Бай тупо уставился на батрака.
- А что я у тебя взял?
- Спроси: чего не взял! Душу из меня вынул. Брата родного сгубил. Забил до смерти...
- Вон оно что! Стало быть, я твой кровник?
Бахтыгул приложил руки к груди.
- Сам бог подсказал тебе эти слова... Ты их выговорил первый!
- Рехнулся ты! Сдурел?
Бахтыгул с горечью покачал головой.
- Умирающему не дал спокойно помереть... Ни привета, ни подаяния! Полгода он чах, ждал от тебя хотя бы паршивой овцы. Надеялся хоть перед смертью сердцем утешиться...

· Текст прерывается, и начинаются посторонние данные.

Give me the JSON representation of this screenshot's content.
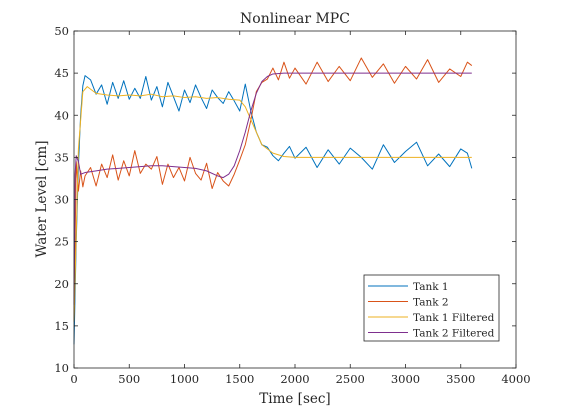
{
  "chart_data": {
    "type": "line",
    "title": "Nonlinear MPC",
    "xlabel": "Time [sec]",
    "ylabel": "Water Level [cm]",
    "xlim": [
      0,
      4000
    ],
    "ylim": [
      10,
      50
    ],
    "xticks": [
      0,
      500,
      1000,
      1500,
      2000,
      2500,
      3000,
      3500,
      4000
    ],
    "yticks": [
      10,
      15,
      20,
      25,
      30,
      35,
      40,
      45,
      50
    ],
    "grid": false,
    "legend_position": "bottom-right",
    "series": [
      {
        "name": "Tank 1",
        "color": "#0072BD",
        "x": [
          0,
          20,
          40,
          60,
          80,
          100,
          150,
          200,
          250,
          300,
          350,
          400,
          450,
          500,
          550,
          600,
          650,
          700,
          750,
          800,
          850,
          900,
          950,
          1000,
          1050,
          1100,
          1150,
          1200,
          1250,
          1300,
          1350,
          1400,
          1450,
          1500,
          1550,
          1600,
          1650,
          1700,
          1750,
          1800,
          1850,
          1900,
          1950,
          2000,
          2100,
          2200,
          2300,
          2400,
          2500,
          2600,
          2700,
          2800,
          2900,
          3000,
          3100,
          3200,
          3300,
          3400,
          3500,
          3560,
          3600
        ],
        "y": [
          12.8,
          25,
          34,
          40,
          43.5,
          44.7,
          44.2,
          42.5,
          43.6,
          41.3,
          43.9,
          42.0,
          44.1,
          41.9,
          43.2,
          42.0,
          44.6,
          41.8,
          43.4,
          41.0,
          43.9,
          42.2,
          40.5,
          43.0,
          41.5,
          43.6,
          42.1,
          40.8,
          43.0,
          42.1,
          41.4,
          42.8,
          41.7,
          40.5,
          43.7,
          40.5,
          38.0,
          36.5,
          36.2,
          35.2,
          34.6,
          35.5,
          36.3,
          34.9,
          36.2,
          33.8,
          35.9,
          34.2,
          36.1,
          35.0,
          33.6,
          36.5,
          34.4,
          35.7,
          36.8,
          34.0,
          35.4,
          33.9,
          36.0,
          35.5,
          33.7
        ]
      },
      {
        "name": "Tank 2",
        "color": "#D95319",
        "x": [
          0,
          20,
          40,
          60,
          80,
          100,
          150,
          200,
          250,
          300,
          350,
          400,
          450,
          500,
          550,
          600,
          650,
          700,
          750,
          800,
          850,
          900,
          950,
          1000,
          1050,
          1100,
          1150,
          1200,
          1250,
          1300,
          1350,
          1400,
          1450,
          1500,
          1550,
          1600,
          1650,
          1700,
          1750,
          1800,
          1850,
          1900,
          1950,
          2000,
          2100,
          2200,
          2300,
          2400,
          2500,
          2600,
          2700,
          2800,
          2900,
          3000,
          3100,
          3200,
          3300,
          3400,
          3500,
          3560,
          3600
        ],
        "y": [
          15.5,
          34.5,
          31.0,
          33.4,
          31.5,
          32.8,
          33.8,
          31.6,
          34.2,
          32.6,
          35.3,
          32.3,
          34.6,
          32.8,
          35.8,
          33.1,
          34.2,
          33.6,
          35.1,
          31.8,
          34.2,
          32.6,
          33.8,
          32.2,
          35.0,
          33.1,
          32.3,
          34.3,
          31.3,
          33.2,
          32.2,
          31.6,
          33.0,
          34.7,
          36.5,
          39.4,
          42.8,
          43.9,
          44.3,
          45.6,
          44.2,
          46.3,
          44.4,
          45.6,
          43.7,
          46.3,
          44.0,
          45.8,
          44.1,
          46.8,
          44.5,
          46.1,
          43.8,
          45.8,
          44.3,
          46.6,
          43.9,
          45.5,
          44.6,
          46.3,
          45.9
        ]
      },
      {
        "name": "Tank 1 Filtered",
        "color": "#EDB120",
        "x": [
          0,
          40,
          80,
          120,
          200,
          300,
          400,
          500,
          600,
          700,
          800,
          900,
          1000,
          1100,
          1200,
          1300,
          1400,
          1500,
          1550,
          1600,
          1650,
          1700,
          1800,
          1900,
          2000,
          2200,
          2400,
          2600,
          2800,
          3000,
          3200,
          3400,
          3600
        ],
        "y": [
          15.5,
          36.0,
          42.8,
          43.4,
          42.6,
          42.4,
          42.3,
          42.4,
          42.3,
          42.5,
          42.2,
          42.3,
          42.1,
          42.2,
          42.0,
          42.1,
          41.9,
          41.8,
          41.0,
          39.5,
          38.0,
          36.5,
          35.5,
          35.1,
          35.0,
          35.0,
          35.0,
          35.0,
          35.0,
          35.0,
          35.0,
          35.0,
          35.0
        ]
      },
      {
        "name": "Tank 2 Filtered",
        "color": "#7E2F8E",
        "x": [
          0,
          10,
          20,
          40,
          60,
          100,
          200,
          300,
          400,
          500,
          600,
          700,
          800,
          900,
          1000,
          1100,
          1200,
          1300,
          1350,
          1400,
          1450,
          1500,
          1550,
          1600,
          1650,
          1700,
          1750,
          1800,
          1900,
          2000,
          2200,
          2400,
          2600,
          2800,
          3000,
          3200,
          3400,
          3600
        ],
        "y": [
          17.5,
          33.0,
          35.2,
          34.5,
          33.0,
          33.2,
          33.4,
          33.6,
          33.7,
          33.8,
          33.9,
          34.0,
          34.0,
          33.9,
          33.8,
          33.7,
          33.4,
          32.8,
          32.6,
          33.0,
          34.0,
          35.8,
          38.0,
          40.5,
          42.6,
          44.0,
          44.6,
          44.9,
          45.0,
          45.0,
          45.0,
          45.0,
          45.0,
          45.0,
          45.0,
          45.0,
          45.0,
          45.0
        ]
      }
    ]
  }
}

Бай прищурил заплывшие глаза, поцокал языком.
- Э... вон куда гнешь... Что ж, считай давай! Много ли там с меня причитается? Может, огулом половина моего добра - твоя? Хватай, не зевай! Что еще вздумал содрать с козыбаков, с Сальмена?
Угодливый и угрожающий смешок послышался в толпе, но Бахтыгул бровью не повел. Пусть он один. Зато с ним правда!

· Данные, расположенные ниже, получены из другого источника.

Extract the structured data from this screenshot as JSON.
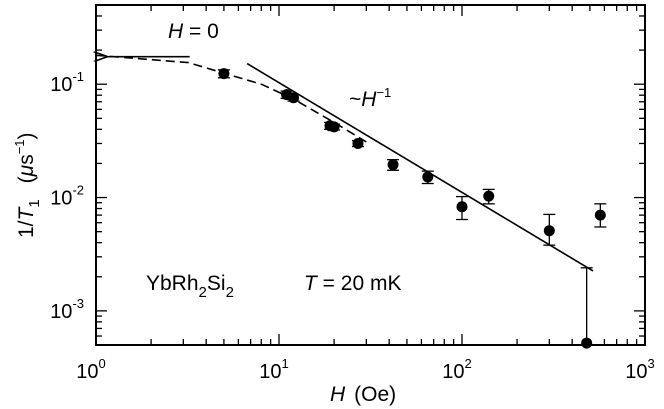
{
  "chart_data": {
    "type": "scatter",
    "xscale": "log",
    "yscale": "log",
    "xlim": [
      1,
      1000
    ],
    "ylim": [
      0.0005,
      0.5
    ],
    "grid": false,
    "xlabel": {
      "var": "H",
      "unit": "(Oe)"
    },
    "ylabel": {
      "prefix": "1/",
      "var": "T",
      "sub": "1",
      "unit_open": "(",
      "mu": "μ",
      "unit_s": "s",
      "exp": "−1",
      "unit_close": ")"
    },
    "x_ticks": [
      {
        "value": 1,
        "base": "10",
        "exp": "0"
      },
      {
        "value": 10,
        "base": "10",
        "exp": "1"
      },
      {
        "value": 100,
        "base": "10",
        "exp": "2"
      },
      {
        "value": 1000,
        "base": "10",
        "exp": "3"
      }
    ],
    "y_ticks": [
      {
        "value": 0.001,
        "base": "10",
        "exp": "-3"
      },
      {
        "value": 0.01,
        "base": "10",
        "exp": "-2"
      },
      {
        "value": 0.1,
        "base": "10",
        "exp": "-1"
      }
    ],
    "series": [
      {
        "kind": "points",
        "x": [
          5,
          11,
          12,
          19,
          20,
          27,
          42,
          65,
          100,
          140,
          300,
          480,
          570
        ],
        "y": [
          0.124,
          0.081,
          0.076,
          0.043,
          0.042,
          0.03,
          0.0195,
          0.0152,
          0.0083,
          0.0103,
          0.0051,
          0.00052,
          0.007
        ],
        "ylo": [
          0.114,
          0.075,
          0.071,
          0.04,
          0.0395,
          0.0282,
          0.0174,
          0.0133,
          0.0064,
          0.0088,
          0.0038,
          0.00052,
          0.0055
        ],
        "yhi": [
          0.134,
          0.087,
          0.081,
          0.046,
          0.0445,
          0.0318,
          0.0216,
          0.0171,
          0.0102,
          0.0118,
          0.0071,
          0.0024,
          0.0088
        ]
      },
      {
        "kind": "solid-line",
        "x": [
          6.7,
          520
        ],
        "y": [
          0.152,
          0.00225
        ]
      },
      {
        "kind": "dashed-line",
        "x": [
          1,
          3.2,
          5,
          8,
          12,
          20,
          30
        ],
        "y": [
          0.18,
          0.155,
          0.125,
          0.1,
          0.074,
          0.046,
          0.031
        ]
      }
    ],
    "annotations": {
      "arrow_label": {
        "var": "H",
        "rest": " = 0"
      },
      "arrow": {
        "x_from": 3.25,
        "x_to": 1.1,
        "y": 0.175
      },
      "powerlaw": {
        "prefix": "~",
        "var": "H",
        "exp": "−1"
      },
      "compound": {
        "a": "YbRh",
        "s1": "2",
        "b": "Si",
        "s2": "2"
      },
      "temperature": {
        "var": "T",
        "rest": " = 20 mK"
      }
    }
  }
}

- Считать, говоришь? Изволь. Двадцать зим я подстилал лед, укрывался снегом, а летом сутками не смыкал глаз. Двадцать весен не радовался, двадцать осеней не жаловался, света не видя, пас твои табуны! Столько же бедовал с твоими отарами горемыка Тектыгул. Хатша двенадцать лет как стала мне женой, а тебе слугой, угодницей твоей матери. Таяла в чахотке
твоя мать, таяла молодость-красота моей жены. И что ж нам за это за все? Одно право - ковырять в носу, пока не подохнем с голоду?
- Понял я, понял... Драный паршивый раб! - закричал Сальмен, брызжа слюной. - Вижу тебя насквозь. Какова дерзость! Ворюга срамить меня вздумал! Ну, ты у меня прикусишь язык... Где кобыла?